In NLRB v. Gissel Packing Co. (1969) 395 U.S. 575, the employer told his workers the company was in a precarious financial condition and the strike-hungry union would make unreasonable demands causing the plant to shut down and they would all be out of work. The court there held the statements were without support since no demand had been made by the union, there was no basis for assuming the union would have to strike to be heard and no evidence showed other plant closings were due to unionism. They were coercive threats. It said: "An employer, who has control over that relationship and therefore knows it best, cannot be heard to complain that he is without an adequate guide for his behavior. He can easily make his views known without engaging in '"brinkmanship"' when it becomes all too easy to 'overstep and tumble over the brink,' Wausau Steel Corp. v.

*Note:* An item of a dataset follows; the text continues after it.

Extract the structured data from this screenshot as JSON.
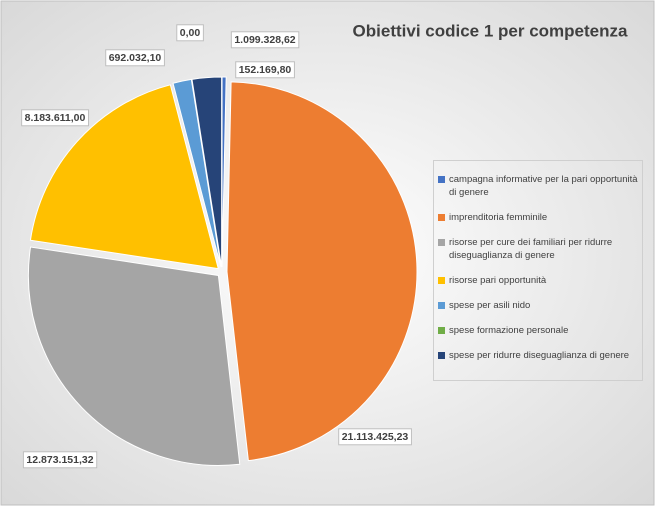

NLRB, 377 F.2d 369, 372 (C.A. 7th Cir. 1967). At the least he can avoid coercive speech simply by avoiding conscious overstatements he has reason to believe will mislead his employees." ( NLRB v. Gissel Packing Co., supra, at p. 620 23 L.Ed.2d at p. 582.) The United States Supreme Court made it clear that "an employer is free to communicate to his employees any of his general views about unionism or any of his specific views about a particular union, so long as the communications do not contain a 'threat of reprisal or force or promise of benefit.' " (Id. at p. 618 89 S. Ct. at p. 1942.) Gissel teaches that "expression or association that would otherwise be protected may be regulated if necessary to protect substantial rights of employees or to preserve harmonious labor-management relations in the public interest."